Pour pallier le problème du déséquilibre anthocyanes-tanins, certains effectuent dès l'encuvage les assemblages entre différents cépages dont les équilibres sont complémentaires. ' En 2000, la syrah avait une couleur très prononcée, mais une structure tannique un peu faible. Nous avons donc décidé d'assembler avec un cépage structurant, mais pas aussi coloré ', explique un oenologue dans une cave du Languedoc. ' Avec une macération suffisamment longue, on arrive à extraire assez d'anthocyanes pour avoir un équilibre entre ces dernières et les tanins ', note un autre oenologue, faisant référence à une vendange dont la maturité phénolique est atteinte. Il existe trois types de condensations impliquant les anthocyanes. Si la température est maintenue trop basse (13 à 14°C), leur condensation est très limitée. Ces pigments de structure complexe sont peu sensibles aux variations de pH et au SO 2. La condensation des anthocyanes aboutit au maintien de la couleur rouge, voire à son augmentation.

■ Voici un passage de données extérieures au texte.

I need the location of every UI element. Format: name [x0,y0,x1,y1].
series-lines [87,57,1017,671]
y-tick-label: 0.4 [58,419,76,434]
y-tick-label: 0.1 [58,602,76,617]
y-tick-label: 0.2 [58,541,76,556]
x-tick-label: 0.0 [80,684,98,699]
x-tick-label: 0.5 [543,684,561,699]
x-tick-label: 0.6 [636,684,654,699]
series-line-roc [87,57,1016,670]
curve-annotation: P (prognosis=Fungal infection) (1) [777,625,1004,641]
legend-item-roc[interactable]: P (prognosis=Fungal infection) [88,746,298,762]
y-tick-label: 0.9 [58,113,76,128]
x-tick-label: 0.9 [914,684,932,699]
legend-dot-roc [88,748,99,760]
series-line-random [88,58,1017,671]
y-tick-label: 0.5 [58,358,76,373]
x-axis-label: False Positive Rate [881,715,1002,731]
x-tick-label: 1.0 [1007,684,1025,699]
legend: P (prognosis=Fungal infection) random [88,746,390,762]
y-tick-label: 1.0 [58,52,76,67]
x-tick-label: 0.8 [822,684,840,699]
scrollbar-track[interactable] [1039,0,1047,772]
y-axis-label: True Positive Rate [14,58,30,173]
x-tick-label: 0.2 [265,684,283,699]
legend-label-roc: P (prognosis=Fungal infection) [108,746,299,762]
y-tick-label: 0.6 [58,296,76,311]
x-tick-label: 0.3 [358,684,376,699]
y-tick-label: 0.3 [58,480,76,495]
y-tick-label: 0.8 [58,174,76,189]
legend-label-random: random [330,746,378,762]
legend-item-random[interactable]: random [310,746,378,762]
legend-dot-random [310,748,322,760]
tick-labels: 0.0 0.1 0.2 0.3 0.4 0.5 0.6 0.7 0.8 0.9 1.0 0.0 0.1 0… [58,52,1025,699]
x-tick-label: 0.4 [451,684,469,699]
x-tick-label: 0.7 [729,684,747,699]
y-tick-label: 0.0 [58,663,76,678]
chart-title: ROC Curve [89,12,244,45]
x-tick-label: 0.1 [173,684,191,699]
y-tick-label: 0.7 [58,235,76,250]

La couleur n'est pas stabilisée tant que les condensations n'ont pas été réalisées. La couleur des vins jeunes est donc très sensible aux conditions du milieu : pH, SO 2, oxydation. Ainsi, avec la fermentation malolactique, des anthocyanes peuvent se décolorer, étant donné que le pH augmente sensiblement. Ces jeunes vins nécessitent des aérations, mais avec une protection raisonnable contre l'oxydation grâce au SO 2. L'oxydation ménagée contribue à la stabilisation de leur couleur. En barriques, il faut donc veiller à ouiller régulièrement.

Même si l'ajout de tanins à des fins de stabilisation de la couleur est interdit, ces derniers ont une action sur elle. Les ellagitanins extraits du bois, ajoutés à la fin de la fermentation alcoolique avec une aération, s'oxyderont de préférence, évitant que ce soient les anthocyanes qui prennent une teinte tuilée. Ces additifs contribuent à catalyser les combinaisons tanins-anthocyanes par le pont éthanal en présence d'oxygène. L'usage d'extraits de tanins du raisin (provenant des pellicules ou de pépins) a aussi une incidence sur la stabilisation de la couleur.